The survey was done between May 20 and July 10, 2006. Only 47 of the sought 50 clusters were included in this analysis. On two occasions, miscommunication resulted in clusters not being visited in Muthanna and Dahuk, and instead being included in other Governorates. In Wassit, insecurity caused the team to choose the next nearest population area, in accordance with the study protocol. Later it was discovered that this second site was actually across the boundary in Baghdad Governorate.

So, we know that there was at least one cluster that was too violent to visit and we know that they had a "protocol" to deal with this problem. (It is unclear how many such clusters there were.) This means that a fair comparison between L2 and IFHS would need to either adjust both for this problem or adjust neither. The problem --- and, again, I am as guilty as anyone --- is that the standard 151,000 (IFHS) to 601,000 (L2) comparison adjusts only the former but not the later.
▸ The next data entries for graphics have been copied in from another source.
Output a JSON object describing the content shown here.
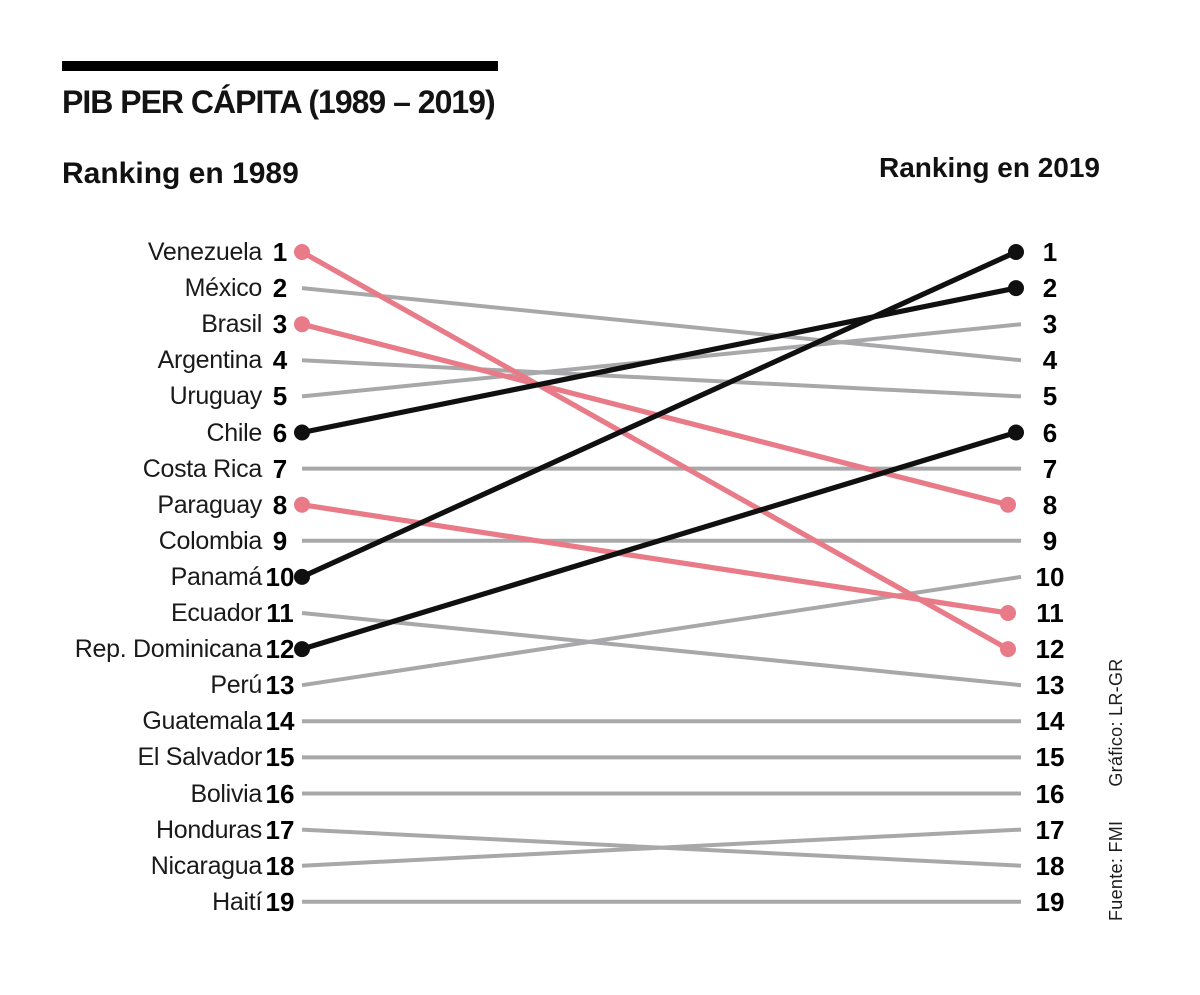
{
  "title": "PIB PER CÁPITA (1989 – 2019)",
  "left_header": "Ranking en 1989",
  "right_header": "Ranking en 2019",
  "source": "Fuente: FMI",
  "credit": "Gráfico: LR-GR",
  "colors": {
    "gray": "#a8a8aa",
    "pink": "#e87b87",
    "black": "#101010"
  },
  "chart_data": {
    "type": "slope",
    "title": "PIB PER CÁPITA (1989 – 2019)",
    "left_axis_label": "Ranking en 1989",
    "right_axis_label": "Ranking en 2019",
    "right_ranks": [
      1,
      2,
      3,
      4,
      5,
      6,
      7,
      8,
      9,
      10,
      11,
      12,
      13,
      14,
      15,
      16,
      17,
      18,
      19
    ],
    "countries": [
      {
        "name": "Venezuela",
        "rank_1989": 1,
        "rank_2019": 12,
        "color": "pink"
      },
      {
        "name": "México",
        "rank_1989": 2,
        "rank_2019": 4,
        "color": "gray"
      },
      {
        "name": "Brasil",
        "rank_1989": 3,
        "rank_2019": 8,
        "color": "pink"
      },
      {
        "name": "Argentina",
        "rank_1989": 4,
        "rank_2019": 5,
        "color": "gray"
      },
      {
        "name": "Uruguay",
        "rank_1989": 5,
        "rank_2019": 3,
        "color": "gray"
      },
      {
        "name": "Chile",
        "rank_1989": 6,
        "rank_2019": 2,
        "color": "black"
      },
      {
        "name": "Costa Rica",
        "rank_1989": 7,
        "rank_2019": 7,
        "color": "gray"
      },
      {
        "name": "Paraguay",
        "rank_1989": 8,
        "rank_2019": 11,
        "color": "pink"
      },
      {
        "name": "Colombia",
        "rank_1989": 9,
        "rank_2019": 9,
        "color": "gray"
      },
      {
        "name": "Panamá",
        "rank_1989": 10,
        "rank_2019": 1,
        "color": "black"
      },
      {
        "name": "Ecuador",
        "rank_1989": 11,
        "rank_2019": 13,
        "color": "gray"
      },
      {
        "name": "Rep. Dominicana",
        "rank_1989": 12,
        "rank_2019": 6,
        "color": "black"
      },
      {
        "name": "Perú",
        "rank_1989": 13,
        "rank_2019": 10,
        "color": "gray"
      },
      {
        "name": "Guatemala",
        "rank_1989": 14,
        "rank_2019": 14,
        "color": "gray"
      },
      {
        "name": "El Salvador",
        "rank_1989": 15,
        "rank_2019": 15,
        "color": "gray"
      },
      {
        "name": "Bolivia",
        "rank_1989": 16,
        "rank_2019": 16,
        "color": "gray"
      },
      {
        "name": "Honduras",
        "rank_1989": 17,
        "rank_2019": 18,
        "color": "gray"
      },
      {
        "name": "Nicaragua",
        "rank_1989": 18,
        "rank_2019": 17,
        "color": "gray"
      },
      {
        "name": "Haití",
        "rank_1989": 19,
        "rank_2019": 19,
        "color": "gray"
      }
    ]
  }
}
Fortunately, Table 4 in the Supplementary material (pdf) shows that the post-invasion violent mortality rate unadjusted for missing clusters is 0.80 (0.63 1.03). So, we need to cut the 151,000 IFHS estimate for excess deaths (which is based on a mortality rate of 1.67) in more than half in order to provide a fair comparison to the 601,000 figure from L2. Scaling appropriately, the IFHS estimate would be 72,000.

Summary: Using the same assumptions for L2 and IFHS (no adjustments for underreporting or for clusters that could not be visited) generates estimates that differ by more than a factor of 8: 601,000 to 72,000.